This edition of Chief Technologist Ahmad Bahai’s quarterly Tech Trends column features a conversation about the future of robotics and machine learning in the factory of the future.
Robots have operated in manufacturing environments for decades and transformed industries ranging from automobiles to consumer goods. Traditional industrial robots operate within a safety barrier, but a new generation of robots is being designed to learn and collaborate with workers in factories and warehouses.
Innovative semiconductor technology and internet-based artificial intelligence are enabling these machines to improve their own performance and become the foundation for advanced manufacturing.

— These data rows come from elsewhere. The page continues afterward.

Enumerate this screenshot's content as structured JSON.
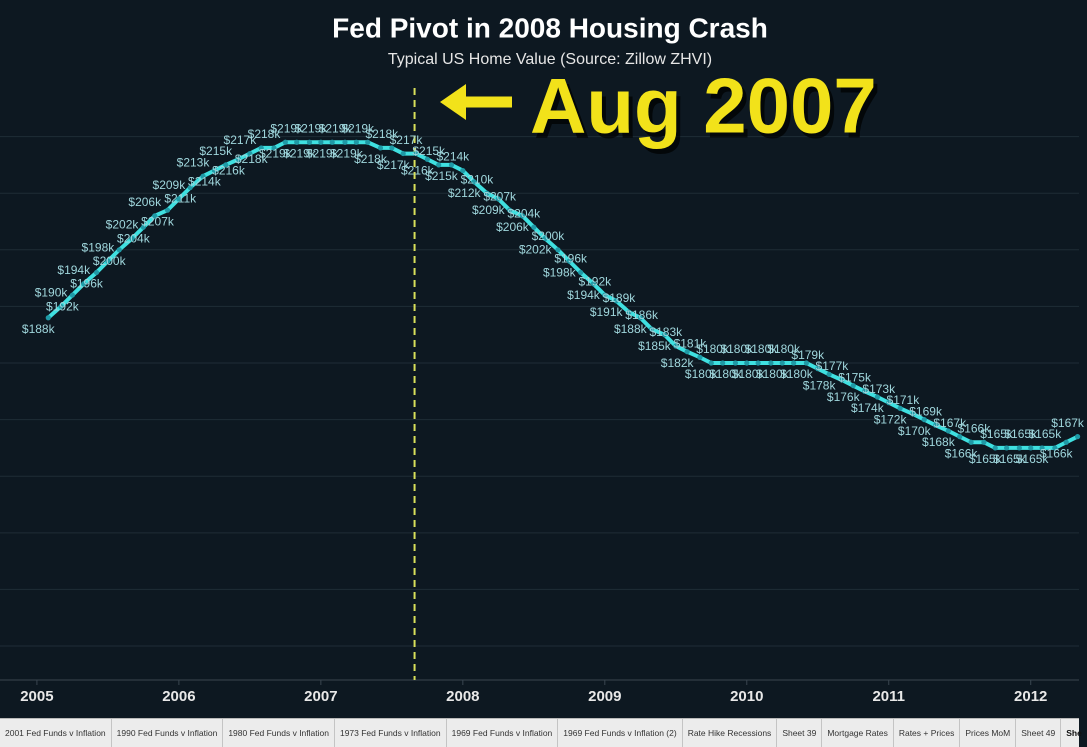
{
  "chart_data": {
    "type": "line",
    "title": "Fed Pivot in 2008 Housing Crash",
    "subtitle": "Typical US Home Value (Source: Zillow ZHVI)",
    "annotation": "Aug 2007",
    "reference_x": 2007.66,
    "color": "#3fe0e0",
    "x": [
      2005.08,
      2005.17,
      2005.25,
      2005.33,
      2005.42,
      2005.5,
      2005.58,
      2005.67,
      2005.75,
      2005.83,
      2005.92,
      2006.0,
      2006.08,
      2006.17,
      2006.25,
      2006.33,
      2006.42,
      2006.5,
      2006.58,
      2006.67,
      2006.75,
      2006.83,
      2006.92,
      2007.0,
      2007.08,
      2007.17,
      2007.25,
      2007.33,
      2007.42,
      2007.5,
      2007.58,
      2007.67,
      2007.75,
      2007.83,
      2007.92,
      2008.0,
      2008.08,
      2008.17,
      2008.25,
      2008.33,
      2008.42,
      2008.5,
      2008.58,
      2008.67,
      2008.75,
      2008.83,
      2008.92,
      2009.0,
      2009.08,
      2009.17,
      2009.25,
      2009.33,
      2009.42,
      2009.5,
      2009.58,
      2009.67,
      2009.75,
      2009.83,
      2009.92,
      2010.0,
      2010.08,
      2010.17,
      2010.25,
      2010.33,
      2010.42,
      2010.5,
      2010.58,
      2010.67,
      2010.75,
      2010.83,
      2010.92,
      2011.0,
      2011.08,
      2011.17,
      2011.25,
      2011.33,
      2011.42,
      2011.5,
      2011.58,
      2011.67,
      2011.75,
      2011.83,
      2011.92,
      2012.0,
      2012.08,
      2012.17,
      2012.25,
      2012.33
    ],
    "values": [
      188,
      190,
      192,
      194,
      196,
      198,
      200,
      202,
      204,
      206,
      207,
      209,
      211,
      213,
      214,
      215,
      216,
      217,
      218,
      218,
      219,
      219,
      219,
      219,
      219,
      219,
      219,
      219,
      218,
      218,
      217,
      217,
      216,
      215,
      215,
      214,
      212,
      210,
      209,
      207,
      206,
      204,
      202,
      200,
      198,
      196,
      194,
      192,
      191,
      189,
      188,
      186,
      185,
      183,
      182,
      181,
      180,
      180,
      180,
      180,
      180,
      180,
      180,
      180,
      180,
      179,
      178,
      177,
      176,
      175,
      174,
      173,
      172,
      171,
      170,
      169,
      168,
      167,
      166,
      166,
      165,
      165,
      165,
      165,
      165,
      165,
      166,
      167
    ],
    "value_labels": [
      "$188k",
      "$190k",
      "$192k",
      "$194k",
      "$196k",
      "$198k",
      "$200k",
      "$202k",
      "$204k",
      "$206k",
      "$207k",
      "$209k",
      "$211k",
      "$213k",
      "$214k",
      "$215k",
      "$216k",
      "$217k",
      "$218k",
      "$218k",
      "$219k",
      "$219k",
      "$219k",
      "$219k",
      "$219k",
      "$219k",
      "$219k",
      "$219k",
      "$218k",
      "$218k",
      "$217k",
      "$217k",
      "$216k",
      "$215k",
      "$215k",
      "$214k",
      "$212k",
      "$210k",
      "$209k",
      "$207k",
      "$206k",
      "$204k",
      "$202k",
      "$200k",
      "$198k",
      "$196k",
      "$194k",
      "$192k",
      "$191k",
      "$189k",
      "$188k",
      "$186k",
      "$185k",
      "$183k",
      "$182k",
      "$181k",
      "$180k",
      "$180k",
      "$180k",
      "$180k",
      "$180k",
      "$180k",
      "$180k",
      "$180k",
      "$180k",
      "$179k",
      "$178k",
      "$177k",
      "$176k",
      "$175k",
      "$174k",
      "$173k",
      "$172k",
      "$171k",
      "$170k",
      "$169k",
      "$168k",
      "$167k",
      "$166k",
      "$166k",
      "$165k",
      "$165k",
      "$165k",
      "$165k",
      "$165k",
      "$165k",
      "$166k",
      "$167k"
    ],
    "xlim": [
      2004.74,
      2012.34
    ],
    "xticks": [
      2005,
      2006,
      2007,
      2008,
      2009,
      2010,
      2011,
      2012
    ],
    "ylim": [
      124,
      230
    ],
    "yticks": [
      130,
      140,
      150,
      160,
      170,
      180,
      190,
      200,
      210,
      220
    ],
    "grid": true
  },
  "tabs": [
    "2001 Fed Funds v Inflation",
    "1990 Fed Funds v Inflation",
    "1980 Fed Funds v Inflation",
    "1973 Fed Funds v Inflation",
    "1969 Fed Funds v Inflation",
    "1969 Fed Funds v Inflation (2)",
    "Rate Hike Recessions",
    "Sheet 39",
    "Mortgage Rates",
    "Rates + Prices",
    "Prices MoM",
    "Sheet 49",
    "She"
  ]
}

In a conversation with Stephanie Watts Butler, a technology innovation architect at our company, TI Chief Technologist Ahmad Bahai discusses topics from our recent white paper, Machine learning powers autonomous industrial systems. Click here to listen in as Ahmad explores how machines can learn from their interactions with the real world around them, collaborate with humans and have an impact on applications ranging from automobiles to smart factories.
“Today, robots are part of our lives,” Ahmad said. “They are going to be working side-by-side with humans in factories, assembly lines, medical and clinical facilities, and sometimes maybe at home. For a robot to work in these environments, they need to have a lot of intelligence and a lot of sensing capabilities.
“We are at the point that technologies are efficient and affordable enough to enable applications that weren’t imagined just a few years ago.”